Håkan has worked as a nurse and director in the healthcare sector for more than 40 years. Just over three years ago, he became a patient when he was diagnosed with spread prostate cancer. For Håkan it was a matter of course to say yes.
Although he has worked in healthcare for so long and has a medical education, it took a while for him to take the classic symptoms seriously.
– I had problems peeing, but i thought it was probably prostatitis. The months went by and the trouble continued and worsened, there was blood in the urine and I started having back pain, but I thought there was something wrong with the kidneys and continued to ignore the thoughts that it could be something more serious.
Late in the autumn of 2014 Håkan had acute pains and was taken in to the emergency room at Sahlgrenska University Hospital. When it was at worst, he could hardly turn over in bed. After taking blood tests and receiving pain medication, he returned home. Two days later he received a call from Andreas Josefsson, resident in urology (read a separate interview with Andreas here).
– I was called to a meeting and told that I had a spread and aggressive form of prostate cancer. It was clearly shocking and at first I did not really think that it was true. But I got plenty of time to digest the information. The response I received was fantastic, professional and empathic.
It is early morning. It has now been more than three years since Håkan got the bad news. We meet at Sahlgrenska Cancer Center. Next to Håkan is Victor, Håkan’s husband and life-companion, who has been involved in all visits to the clinic; an invaluable support when life is shaky and Håkan runs out of power and energy. Four ears also hear better than two, Håkan says and smiles.
– In connection with the diagnosis, I got the question of participating in a clinical study. I received an information brochure that I read in peace and quiet at home, and I immediately decided to attend. I see it as a privilege to be able to be involved in and contribute to research. As a atient, you are also very vulnerable, it felt safe to have close contact with the medical care and at the same time be given the opportunity for a good follow-up, says Håkan.
The purpose of clinical studies is to help improve quality in healthcare, establish new treatments and develop staff skills.
The study that Håkan participates in is about investigating whether circulating tumor cells in the blood can be characterized and help predict and tailor-make treatment in patients with spread prostate cancer. Which drugs are most effective? What changes have occurred in the tumor cells when the treatment is no longer working?
– In addition to leaving a tissue sample at my first visit, I leave a venous blood sample at every visit, including both common samples and samples for research. It feels meaningful to contribute, the research is concrete and aimed at helping patients in the form of better diagnostics and treatment.

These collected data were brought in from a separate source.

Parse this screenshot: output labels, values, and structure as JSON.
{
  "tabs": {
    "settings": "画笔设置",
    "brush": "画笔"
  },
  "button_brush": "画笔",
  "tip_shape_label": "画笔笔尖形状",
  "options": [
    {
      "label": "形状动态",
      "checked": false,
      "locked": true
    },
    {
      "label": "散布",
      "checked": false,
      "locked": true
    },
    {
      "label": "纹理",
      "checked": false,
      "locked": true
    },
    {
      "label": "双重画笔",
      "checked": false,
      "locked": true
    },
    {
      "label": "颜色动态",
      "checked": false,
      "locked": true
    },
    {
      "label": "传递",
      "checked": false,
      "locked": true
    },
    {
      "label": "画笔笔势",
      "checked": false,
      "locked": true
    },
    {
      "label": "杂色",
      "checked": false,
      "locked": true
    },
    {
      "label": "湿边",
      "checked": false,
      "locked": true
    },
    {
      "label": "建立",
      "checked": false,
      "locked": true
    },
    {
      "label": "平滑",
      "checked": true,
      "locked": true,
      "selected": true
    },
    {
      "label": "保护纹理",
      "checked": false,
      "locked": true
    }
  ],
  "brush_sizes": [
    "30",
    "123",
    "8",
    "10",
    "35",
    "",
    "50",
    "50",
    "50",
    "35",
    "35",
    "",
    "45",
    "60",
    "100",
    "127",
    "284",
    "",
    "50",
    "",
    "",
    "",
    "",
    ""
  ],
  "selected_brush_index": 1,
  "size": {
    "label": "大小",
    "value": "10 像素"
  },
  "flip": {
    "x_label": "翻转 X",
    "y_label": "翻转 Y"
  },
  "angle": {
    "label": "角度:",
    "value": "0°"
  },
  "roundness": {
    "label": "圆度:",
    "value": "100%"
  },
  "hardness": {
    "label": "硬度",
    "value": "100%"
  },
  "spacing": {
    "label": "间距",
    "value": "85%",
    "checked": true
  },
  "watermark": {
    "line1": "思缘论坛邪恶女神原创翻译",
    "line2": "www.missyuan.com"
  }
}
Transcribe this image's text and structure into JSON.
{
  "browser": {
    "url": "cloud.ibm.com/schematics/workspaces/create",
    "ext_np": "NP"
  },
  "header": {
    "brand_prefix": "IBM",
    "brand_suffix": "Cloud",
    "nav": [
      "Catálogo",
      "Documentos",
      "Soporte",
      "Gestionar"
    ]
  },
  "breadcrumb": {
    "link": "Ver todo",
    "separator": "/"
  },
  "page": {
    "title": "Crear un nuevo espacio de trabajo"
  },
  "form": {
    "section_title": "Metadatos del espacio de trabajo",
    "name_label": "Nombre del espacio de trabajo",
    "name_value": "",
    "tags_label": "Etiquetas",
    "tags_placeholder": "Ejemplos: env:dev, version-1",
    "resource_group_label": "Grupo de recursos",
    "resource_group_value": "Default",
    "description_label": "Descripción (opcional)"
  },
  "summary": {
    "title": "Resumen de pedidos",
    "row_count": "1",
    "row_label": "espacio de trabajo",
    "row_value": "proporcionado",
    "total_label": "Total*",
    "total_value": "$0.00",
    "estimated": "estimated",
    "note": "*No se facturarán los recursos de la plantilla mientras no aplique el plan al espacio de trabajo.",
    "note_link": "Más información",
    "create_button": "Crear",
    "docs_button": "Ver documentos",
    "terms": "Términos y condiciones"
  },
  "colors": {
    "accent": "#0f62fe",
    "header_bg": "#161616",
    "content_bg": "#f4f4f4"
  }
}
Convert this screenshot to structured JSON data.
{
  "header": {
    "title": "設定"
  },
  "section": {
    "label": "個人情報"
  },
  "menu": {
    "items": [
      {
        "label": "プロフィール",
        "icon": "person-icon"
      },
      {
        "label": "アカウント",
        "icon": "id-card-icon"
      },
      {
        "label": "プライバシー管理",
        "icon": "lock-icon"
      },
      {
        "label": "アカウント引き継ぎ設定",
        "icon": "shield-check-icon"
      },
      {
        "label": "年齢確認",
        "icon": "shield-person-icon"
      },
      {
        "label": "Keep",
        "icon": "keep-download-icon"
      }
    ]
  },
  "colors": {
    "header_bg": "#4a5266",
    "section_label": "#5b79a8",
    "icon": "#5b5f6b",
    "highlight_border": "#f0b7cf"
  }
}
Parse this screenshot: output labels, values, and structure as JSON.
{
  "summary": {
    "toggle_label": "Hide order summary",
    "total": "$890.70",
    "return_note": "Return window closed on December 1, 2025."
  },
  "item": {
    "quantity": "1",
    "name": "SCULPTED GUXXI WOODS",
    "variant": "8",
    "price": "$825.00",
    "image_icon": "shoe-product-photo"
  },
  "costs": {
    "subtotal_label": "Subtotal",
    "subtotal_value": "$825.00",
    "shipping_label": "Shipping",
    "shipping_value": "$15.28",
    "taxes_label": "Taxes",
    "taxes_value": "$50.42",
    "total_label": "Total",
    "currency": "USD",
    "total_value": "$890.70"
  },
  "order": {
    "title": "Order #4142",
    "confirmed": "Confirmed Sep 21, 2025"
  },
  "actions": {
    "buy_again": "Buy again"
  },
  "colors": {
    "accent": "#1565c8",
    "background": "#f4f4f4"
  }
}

By investigating circulating tumor cells in the blood, researchers hope to be able to develop biomarkers that can predict the treatment best suited for each individual patient with spread prostate cancer early on.
Håkan has gone through several lines of treatment; hormone therapy, cytostatic treatment, radiation. He has also tested a new innovative treatment with radiotherapy.
Thanks to research and development, he has gained access to a cold cap and thus managed to keep his hair, despite tough treatments.
– That means a lot, it is hard enough to live with a chronic cancer disease.
There is no cure for Håkan’s disease, there are no treatment options left, but there are therapies that delay disease development and increase quality of life.
– By participating in a clinical study, I hope that my contribution can help move research forward so that patients like me can get effective treatment in the future.
No economic compensation is given, but Håkan thinks that he gets compensation in other ways.
– I have a contact nurse that I can get hold of easy. I also have lots of support from the doctors involved in the research. I often think about how privileged I am. We live in a country with access to advanced care and treatment, without having to pay a lot for it.
Two years ago Håkan and Victor got married, surrounded by friends and colleagues in the Town hall in Gothenburg. They spent their honeymoon in Portugal, one of several exciting places on their list of countries to visit..
– We want to live, take every opportunity. I also try to use every day the best way I can. I go for walks every day, even though I am in pain and have problems with lactic acid in the muscles.
For Victor it has been a matter of course to support Håkan and follow him to all healthcare meetings. He works as an assistant nurse at Sahlgrenska University Hospital and as a relative he has experienced strong support from managers and colleagues and the healthcare system.
– We have been treated so well. I am grateful for being able to join and support Håkan on his journey through moments of sadness and despair. Together we try to live the best life we can, here and now.